Some time in 1971 I bought a book which infuriated me: Why Tommy Isn’t Learning by Stuart Froome. This book is an indictment of the (British) educational system which, at that time, was deeply into child-centred learning. Froome argued for the teaching of basic arithmetic and, to make a point, compares the questions on a 1970s teacher-training examination and a 1924 eleven-plus examination—the examination that 11 year old children used to take in the UK to divide them into the sheep (going to Grammar School and an academic education) and the goats (going to a technical school for vocational training).
Here’re a couple of the questions from the 11+ examination (I suspect that, even today, there are many 11 year olds who wouldn’t be able to do them, even were the imperial units converted into metres and even were a calculator to hand).
- A man cycling at 10 miles per hour passes a man walking at 4 miles per hour. Twelve minutes later the bicyclist has a puncture. How far ahead of the walker is he when this happens? If the cyclist takes 20 minutes to mend the puncture, will the man walking pass him while he is mending it or not? How far apart will the two men be when the bicyclist is ready to start again?
- A bicycle wheel travels 7 feet 4 inches for every revolution of the back wheel. If the wheel revolves twice in every second, at what rate in miles per hour is the bicycle travelling?
Readers in North America should note that these were not multiple-choice questions.
At the time I bought this book I was an undergraduate in mathematics and therefore knew everything. It’s interesting how my knowledge has decreased over the years. Anyway, I was so infuriated by Froome’s book that I actually wrote to him to say that the ability to do arithmetic, in particular mental arithmetic, was not a trick needed by a modern child.
I work for Nortel, a company which has supported the development of the $100 laptop as part of the One Laptop Per Child programme of the Massachusetts Institute of Technology (a fairly young (1860s) but prestigious university in the USA). The first pictures of this have emerged this week and raised again the question of whether children should be using computers to do their arithmetic.
One of the WIKI pages on the One Laptop Per Child project argues strongly, and more fluently than I, the case I made in my letter to Froome all those years ago.
“Some people might object that it is useless to have children understand algebra when they don’t know how to multiply 78543 by 17629. I have four answers. …. First, algebra captures a way of thinking that is far more important in life (both practical life and intellectual life) than multiplying big numbers. Second, a calculator multiplies better. Third, if it is necessary to know how to multiply this can be learned far more quickly and far less painfully after learning how to think mathematically. The fourth answer, and perhaps the most important, is expressed in the words of my mentor, the late Bob Davis who used to say: “School math teaches the art of getting the right answer without thinking.” Intensive practice of mechanical skills before one knows enough to fully understand them is a great inhibitor of creative thinking.”

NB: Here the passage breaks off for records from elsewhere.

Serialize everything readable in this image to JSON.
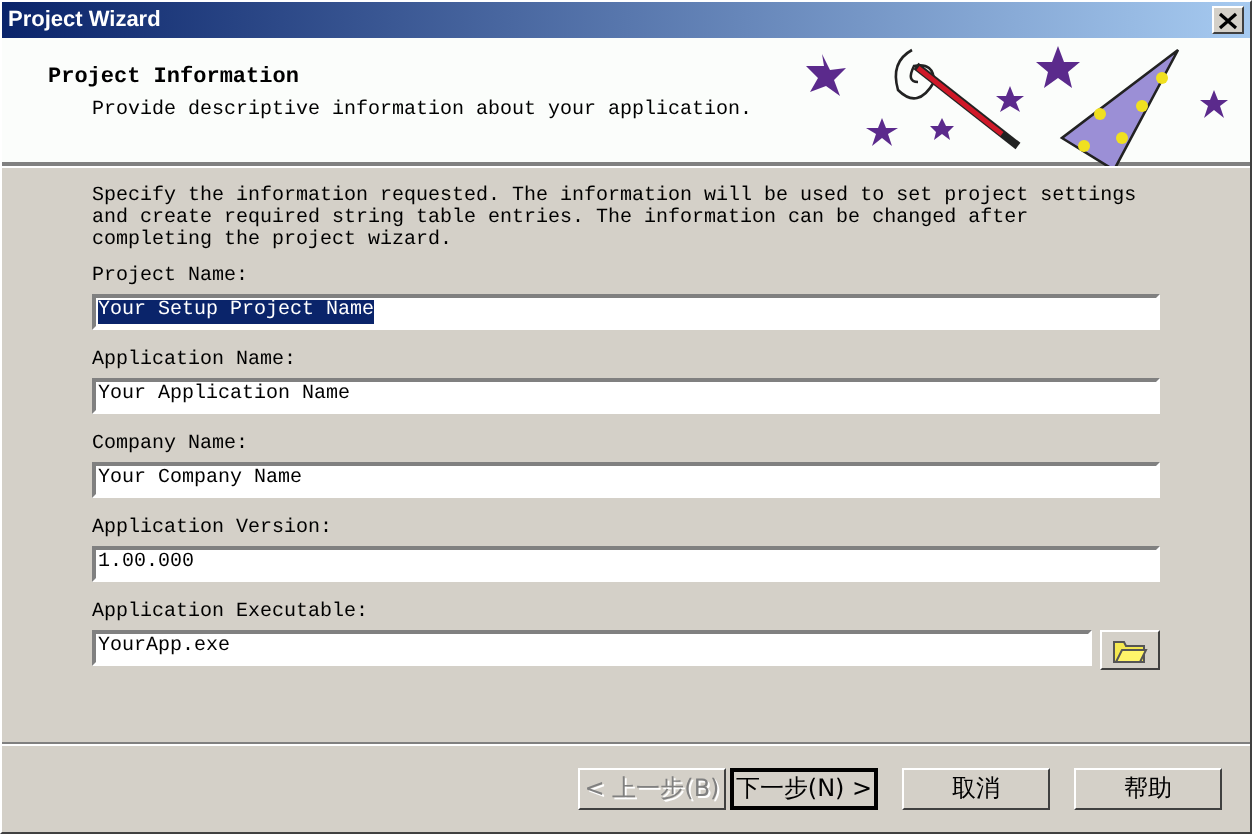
{
  "window": {
    "title": "Project Wizard"
  },
  "header": {
    "title": "Project Information",
    "subtitle": "Provide descriptive information about your application."
  },
  "intro": "Specify the information requested.  The information will be used to set project settings and create required string table entries.  The information can be changed after completing the project wizard.",
  "fields": [
    {
      "label": "Project Name:",
      "value": "Your Setup Project Name",
      "text_selected": true,
      "browse": false
    },
    {
      "label": "Application Name:",
      "value": "Your Application Name",
      "text_selected": false,
      "browse": false
    },
    {
      "label": "Company Name:",
      "value": "Your Company Name",
      "text_selected": false,
      "browse": false
    },
    {
      "label": "Application Version:",
      "value": "1.00.000",
      "text_selected": false,
      "browse": false
    },
    {
      "label": "Application Executable:",
      "value": "YourApp.exe",
      "text_selected": false,
      "browse": true
    }
  ],
  "buttons": [
    {
      "label": "< 上一步(B)",
      "disabled": true,
      "default": false
    },
    {
      "label": "下一步(N) >",
      "disabled": false,
      "default": true
    },
    {
      "label": "取消",
      "disabled": false,
      "default": false
    },
    {
      "label": "帮助",
      "disabled": false,
      "default": false
    }
  ]
}
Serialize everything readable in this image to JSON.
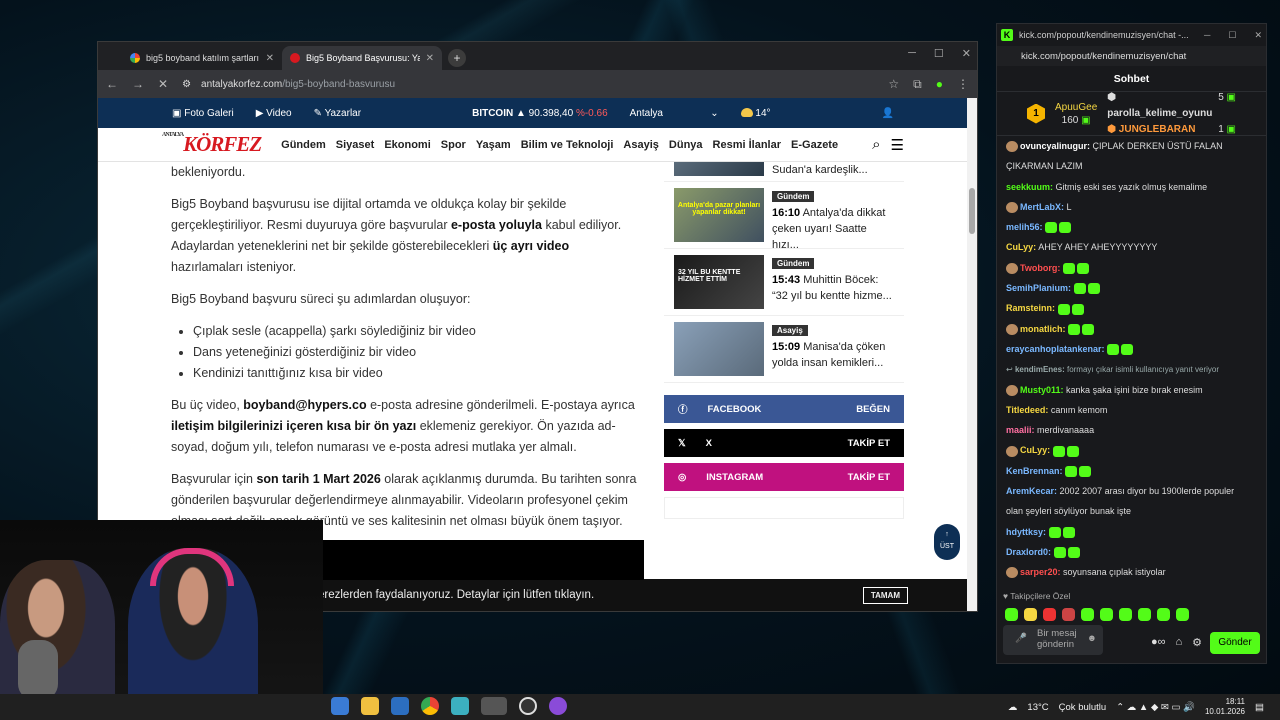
{
  "browser": {
    "tabs": [
      {
        "title": "big5 boyband katılım şartları - Goo"
      },
      {
        "title": "Big5 Boyband Başvurusu: Yaş Sı"
      }
    ],
    "url_domain": "antalyakorfez.com",
    "url_path": "/big5-boyband-basvurusu"
  },
  "site": {
    "topbar": {
      "foto": "Foto Galeri",
      "video": "Video",
      "yazarlar": "Yazarlar",
      "bitcoin_label": "BITCOIN",
      "bitcoin_value": "90.398,40",
      "bitcoin_change": "%-0.66",
      "city": "Antalya",
      "temp": "14°"
    },
    "logo_small": "ANTALYA",
    "logo": "KÖRFEZ",
    "nav": [
      "Gündem",
      "Siyaset",
      "Ekonomi",
      "Spor",
      "Yaşam",
      "Bilim ve Teknoloji",
      "Asayiş",
      "Dünya",
      "Resmi İlanlar",
      "E-Gazete"
    ]
  },
  "article": {
    "p0": "bekleniyordu.",
    "p1_a": "Big5 Boyband başvurusu ise dijital ortamda ve oldukça kolay bir şekilde gerçekleştiriliyor. Resmi duyuruya göre başvurular ",
    "p1_b1": "e-posta yoluyla",
    "p1_c": " kabul ediliyor. Adaylardan yeteneklerini net bir şekilde gösterebilecekleri ",
    "p1_b2": "üç ayrı video",
    "p1_d": " hazırlamaları isteniyor.",
    "p2": "Big5 Boyband başvuru süreci şu adımlardan oluşuyor:",
    "list": [
      "Çıplak sesle (acappella) şarkı söylediğiniz bir video",
      "Dans yeteneğinizi gösterdiğiniz bir video",
      "Kendinizi tanıttığınız kısa bir video"
    ],
    "p3_a": "Bu üç video, ",
    "p3_b1": "boyband@hypers.co",
    "p3_c": " e-posta adresine gönderilmeli. E-postaya ayrıca ",
    "p3_b2": "iletişim bilgilerinizi içeren kısa bir ön yazı",
    "p3_d": " eklemeniz gerekiyor. Ön yazıda ad-soyad, doğum yılı, telefon numarası ve e-posta adresi mutlaka yer almalı.",
    "p4_a": "Başvurular için ",
    "p4_b": "son tarih 1 Mart 2026",
    "p4_c": " olarak açıklanmış durumda. Bu tarihten sonra gönderilen başvurular değerlendirmeye alınmayabilir. Videoların profesyonel çekim olması şart değil; ancak görüntü ve ses kalitesinin net olması büyük önem taşıyor."
  },
  "sidebar": {
    "top_partial": "Sudan'a kardeşlik...",
    "news": [
      {
        "tag": "Gündem",
        "time": "16:10",
        "text": "Antalya'da dikkat çeken uyarı! Saatte hızı...",
        "thumb_text": "Antalya'da pazar planları yapanlar dikkat!"
      },
      {
        "tag": "Gündem",
        "time": "15:43",
        "text": "Muhittin Böcek: “32 yıl bu kentte hizme...",
        "thumb_text": "32 YIL BU KENTTE HİZMET ETTİM"
      },
      {
        "tag": "Asayiş",
        "time": "15:09",
        "text": "Manisa'da çöken yolda insan kemikleri...",
        "thumb_text": ""
      }
    ],
    "social": [
      {
        "name": "FACEBOOK",
        "action": "BEĞEN"
      },
      {
        "name": "X",
        "action": "TAKİP ET"
      },
      {
        "name": "INSTAGRAM",
        "action": "TAKİP ET"
      }
    ]
  },
  "totop": "ÜST",
  "cookie": {
    "text": "erezlerden faydalanıyoruz. Detaylar için lütfen tıklayın.",
    "ok": "TAMAM"
  },
  "chat": {
    "window_title": "kick.com/popout/kendinemuzisyen/chat -...",
    "url": "kick.com/popout/kendinemuzisyen/chat",
    "header": "Sohbet",
    "pinned": {
      "user": "ApuuGee",
      "amount": "160",
      "poll1": "parolla_kelime_oyunu",
      "poll1_n": "5",
      "poll2": "JUNGLEBARAN",
      "poll2_n": "1"
    },
    "messages": [
      {
        "user": "ovuncyalinugur:",
        "color": "#ffffff",
        "text": "ÇIPLAK DERKEN ÜSTÜ FALAN"
      },
      {
        "user": "",
        "color": "#ffffff",
        "text": "ÇIKARMAN LAZIM"
      },
      {
        "user": "seekkuum:",
        "color": "#53fc18",
        "text": "Gitmiş eski ses yazık olmuş kemalime"
      },
      {
        "user": "MertLabX:",
        "color": "#7ab8ff",
        "text": "L"
      },
      {
        "user": "melih56:",
        "color": "#7ab8ff",
        "text": ""
      },
      {
        "user": "CuLyy:",
        "color": "#f5d742",
        "text": "AHEY AHEY AHEYYYYYYYY"
      },
      {
        "user": "Twoborg:",
        "color": "#ff4f4f",
        "text": ""
      },
      {
        "user": "SemihPlanium:",
        "color": "#7ab8ff",
        "text": ""
      },
      {
        "user": "Ramsteinn:",
        "color": "#f5d742",
        "text": ""
      },
      {
        "user": "monatlich:",
        "color": "#f5d742",
        "text": ""
      },
      {
        "user": "eraycanhoplatankenar:",
        "color": "#7ab8ff",
        "text": ""
      },
      {
        "user": "kendimEnes:",
        "color": "#9aa",
        "text": "formayı çıkar isimli kullanıcıya yanıt veriyor",
        "reply": true
      },
      {
        "user": "Musty011:",
        "color": "#53fc18",
        "text": "kanka şaka işini bize bırak enesim"
      },
      {
        "user": "Titledeed:",
        "color": "#f5d742",
        "text": "canım kemom"
      },
      {
        "user": "maalii:",
        "color": "#ff6fa1",
        "text": "merdivanaaaa"
      },
      {
        "user": "CuLyy:",
        "color": "#f5d742",
        "text": ""
      },
      {
        "user": "KenBrennan:",
        "color": "#7ab8ff",
        "text": ""
      },
      {
        "user": "AremKecar:",
        "color": "#7ab8ff",
        "text": "2002 2007 arası diyor bu 1900lerde populer"
      },
      {
        "user": "",
        "color": "#ffffff",
        "text": "olan şeyleri söylüyor bunak işte"
      },
      {
        "user": "hdyttksy:",
        "color": "#7ab8ff",
        "text": ""
      },
      {
        "user": "Draxlord0:",
        "color": "#7ab8ff",
        "text": ""
      },
      {
        "user": "sarper20:",
        "color": "#ff4f4f",
        "text": "soyunsana çıplak istiyolar"
      }
    ],
    "followers_label": "Takipçilere Özel",
    "input_placeholder": "Bir mesaj gönderin",
    "send": "Gönder"
  },
  "taskbar": {
    "weather_temp": "13°C",
    "weather_text": "Çok bulutlu",
    "time": "18:11",
    "date": "10.01.2026"
  }
}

Having helped many high-school and university students with their mathematics homeworks I must admit that I have always been totally bemused by what is taught in mathematics courses. I have recently been working with a business student struggling over Eigenvalues and Eigenvectors (even from the point of being able to pronounce them). I know nothing of business and am sure that these are valuable somewhere in there but the textbook certainly gave no examples. I’ve seen high-school students struggling over quadratic equations which I suspect that they will never ever need in their later life and I’ve realised how strongly our mathematics education is determined by chance—we teach quadratics because they’re soluble analytically and quintics aren’t; we get kids to jump through hoops to integrate the most obscure functions, not because those are functions that would ever be met in real life but because they happen to be integrable!
I think I’m going to rework most of the high-school mathematics curriculum and make room for a lot more mathematical philosophy.